И правильно. Он-то хоть и смотрел в себя, хоть и вспоминал невесть что, а видел – только ее. Она была… она была в нем, но не принадлежала ему… она была и далека бесконечно, крайняя из звезд галактики… на которую кто-то взрослый дал посмотреть ему, Кусеньке, в сверхмощный телескоп. И вот уже мальчик-астроном узнает от старших: то, что он видит, происходит миллионы световых лет назад. А звезда?.. ее военные хитрости, ее вольная воля, ее неопытность, незнание своей мощи и всего того, что окружает звезду в мире звезд, – вот они, очевидны. Однако главное, что понимает мальчик, глядя в телескоп, – ее каждый протуберанец, – хоть и настоящая реальность, но из бесконечно, безнадежно другого времени. Миллиарды лет незнамо куда ахнуло…

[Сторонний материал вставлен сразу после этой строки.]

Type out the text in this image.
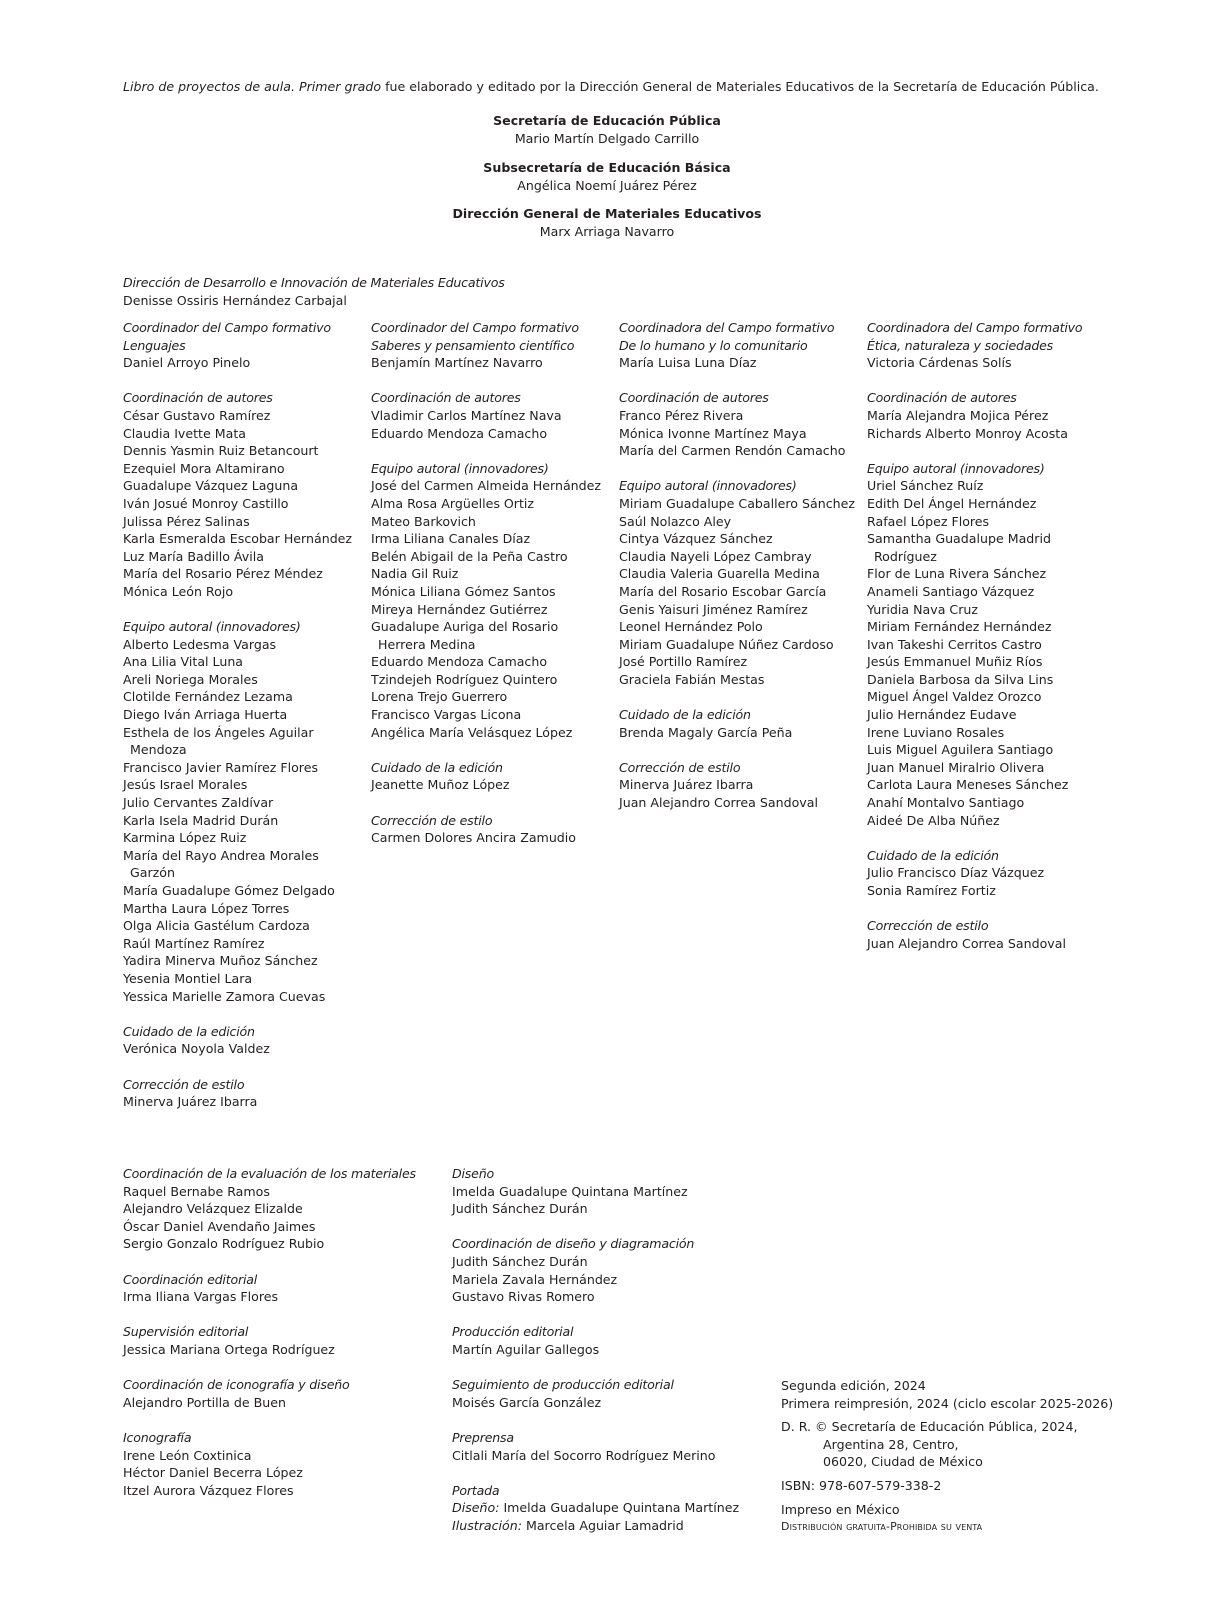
Libro de proyectos de aula. Primer grado fue elaborado y editado por la Dirección General de Materiales Educativos de la Secretaría de Educación Pública.
Secretaría de Educación Pública
Mario Martín Delgado Carrillo
Subsecretaría de Educación Básica
Angélica Noemí Juárez Pérez
Dirección General de Materiales Educativos
Marx Arriaga Navarro
Dirección de Desarrollo e Innovación de Materiales Educativos
Denisse Ossiris Hernández Carbajal
Coordinador del Campo formativo
Lenguajes
Daniel Arroyo Pinelo
Coordinación de autores
César Gustavo Ramírez
Claudia Ivette Mata
Dennis Yasmin Ruiz Betancourt
Ezequiel Mora Altamirano
Guadalupe Vázquez Laguna
Iván Josué Monroy Castillo
Julissa Pérez Salinas
Karla Esmeralda Escobar Hernández
Luz María Badillo Ávila
María del Rosario Pérez Méndez
Mónica León Rojo
Equipo autoral (innovadores)
Alberto Ledesma Vargas
Ana Lilia Vital Luna
Areli Noriega Morales
Clotilde Fernández Lezama
Diego Iván Arriaga Huerta
Esthela de los Ángeles Aguilar
Mendoza
Francisco Javier Ramírez Flores
Jesús Israel Morales
Julio Cervantes Zaldívar
Karla Isela Madrid Durán
Karmina López Ruiz
María del Rayo Andrea Morales
Garzón
María Guadalupe Gómez Delgado
Martha Laura López Torres
Olga Alicia Gastélum Cardoza
Raúl Martínez Ramírez
Yadira Minerva Muñoz Sánchez
Yesenia Montiel Lara
Yessica Marielle Zamora Cuevas
Cuidado de la edición
Verónica Noyola Valdez
Corrección de estilo
Minerva Juárez Ibarra
Coordinador del Campo formativo
Saberes y pensamiento científico
Benjamín Martínez Navarro
Coordinación de autores
Vladimir Carlos Martínez Nava
Eduardo Mendoza Camacho
Equipo autoral (innovadores)
José del Carmen Almeida Hernández
Alma Rosa Argüelles Ortiz
Mateo Barkovich
Irma Liliana Canales Díaz
Belén Abigail de la Peña Castro
Nadia Gil Ruiz
Mónica Liliana Gómez Santos
Mireya Hernández Gutiérrez
Guadalupe Auriga del Rosario
Herrera Medina
Eduardo Mendoza Camacho
Tzindejeh Rodríguez Quintero
Lorena Trejo Guerrero
Francisco Vargas Licona
Angélica María Velásquez López
Cuidado de la edición
Jeanette Muñoz López
Corrección de estilo
Carmen Dolores Ancira Zamudio
Coordinadora del Campo formativo
De lo humano y lo comunitario
María Luisa Luna Díaz
Coordinación de autores
Franco Pérez Rivera
Mónica Ivonne Martínez Maya
María del Carmen Rendón Camacho
Equipo autoral (innovadores)
Miriam Guadalupe Caballero Sánchez
Saúl Nolazco Aley
Cintya Vázquez Sánchez
Claudia Nayeli López Cambray
Claudia Valeria Guarella Medina
María del Rosario Escobar García
Genis Yaisuri Jiménez Ramírez
Leonel Hernández Polo
Miriam Guadalupe Núñez Cardoso
José Portillo Ramírez
Graciela Fabián Mestas
Cuidado de la edición
Brenda Magaly García Peña
Corrección de estilo
Minerva Juárez Ibarra
Juan Alejandro Correa Sandoval
Coordinadora del Campo formativo
Ética, naturaleza y sociedades
Victoria Cárdenas Solís
Coordinación de autores
María Alejandra Mojica Pérez
Richards Alberto Monroy Acosta
Equipo autoral (innovadores)
Uriel Sánchez Ruíz
Edith Del Ángel Hernández
Rafael López Flores
Samantha Guadalupe Madrid
Rodríguez
Flor de Luna Rivera Sánchez
Anameli Santiago Vázquez
Yuridia Nava Cruz
Miriam Fernández Hernández
Ivan Takeshi Cerritos Castro
Jesús Emmanuel Muñiz Ríos
Daniela Barbosa da Silva Lins
Miguel Ángel Valdez Orozco
Julio Hernández Eudave
Irene Luviano Rosales
Luis Miguel Aguilera Santiago
Juan Manuel Miralrio Olivera
Carlota Laura Meneses Sánchez
Anahí Montalvo Santiago
Aideé De Alba Núñez
Cuidado de la edición
Julio Francisco Díaz Vázquez
Sonia Ramírez Fortiz
Corrección de estilo
Juan Alejandro Correa Sandoval
Coordinación de la evaluación de los materiales
Raquel Bernabe Ramos
Alejandro Velázquez Elizalde
Óscar Daniel Avendaño Jaimes
Sergio Gonzalo Rodríguez Rubio
Coordinación editorial
Irma Iliana Vargas Flores
Supervisión editorial
Jessica Mariana Ortega Rodríguez
Coordinación de iconografía y diseño
Alejandro Portilla de Buen
Iconografía
Irene León Coxtinica
Héctor Daniel Becerra López
Itzel Aurora Vázquez Flores
Diseño
Imelda Guadalupe Quintana Martínez
Judith Sánchez Durán
Coordinación de diseño y diagramación
Judith Sánchez Durán
Mariela Zavala Hernández
Gustavo Rivas Romero
Producción editorial
Martín Aguilar Gallegos
Seguimiento de producción editorial
Moisés García González
Preprensa
Citlali María del Socorro Rodríguez Merino
Portada
Diseño: Imelda Guadalupe Quintana Martínez
Ilustración: Marcela Aguiar Lamadrid
Segunda edición, 2024
Primera reimpresión, 2024 (ciclo escolar 2025-2026)
D. R. © Secretaría de Educación Pública, 2024,
Argentina 28, Centro,
06020, Ciudad de México
ISBN: 978-607-579-338-2
Impreso en México
Distribución gratuita-Prohibida su venta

«Не совпали!» – думал Чанов в отчаянии, вглядываясь в Соню Розенблюм.
Все были заняты своим. Блюхер глубоко задумался, ковыряя в зубе спичкой. Вольф, выпив, закусывал, истово набираясь сил. Соня, наевшись в три секунды, полностью ожила, подвинула горшочек обратно Блюхеру и принялась цедить морс через трубочку из его же стакана.
Только Пашенька оставался Чанову верен, смотрел щенком. Но и он очень отвлекался. Больше всего на Вольфа, который ведь был поэт! И не важно, что старый. Главное – настоящий. Возможно – великий. Но почти такой же незнаменитый, как и сам Пашенька. «Несправедливо! – думал юный поэт и при этом ликовал от равенства с Вольфом, не ликовать не мог. «Вот за эту мою подлость я еще и наплачусь… А, обойдется! Быть знаменитым некрасиво. Всегда и всем, старым и малым!» Паше хотелось быть капитаном подводной лодки и руководить всеобщим счастьем, его несло. Он поднял стакан и сказал:
– Вы, Чанов, выпили один. А без тоста пить нельзя. Тост – это молитва. Чанов, скажите тост!
Чанов совершенно не собирался ничего говорить.
– Пусть Фолф скажет пошалуста, – выглянула из-за морса Соня. И Вольф тоже выглянул из своего горшочка с картошкой и мясом. Он взял стакан, вздохнул отрешенно и произнес, не задумываясь, глядя в кирпичный потолок:
Программа свыше нам дана.
Замена счастию она,
А лучшая из всех программ —
Холодной водки триста грамм.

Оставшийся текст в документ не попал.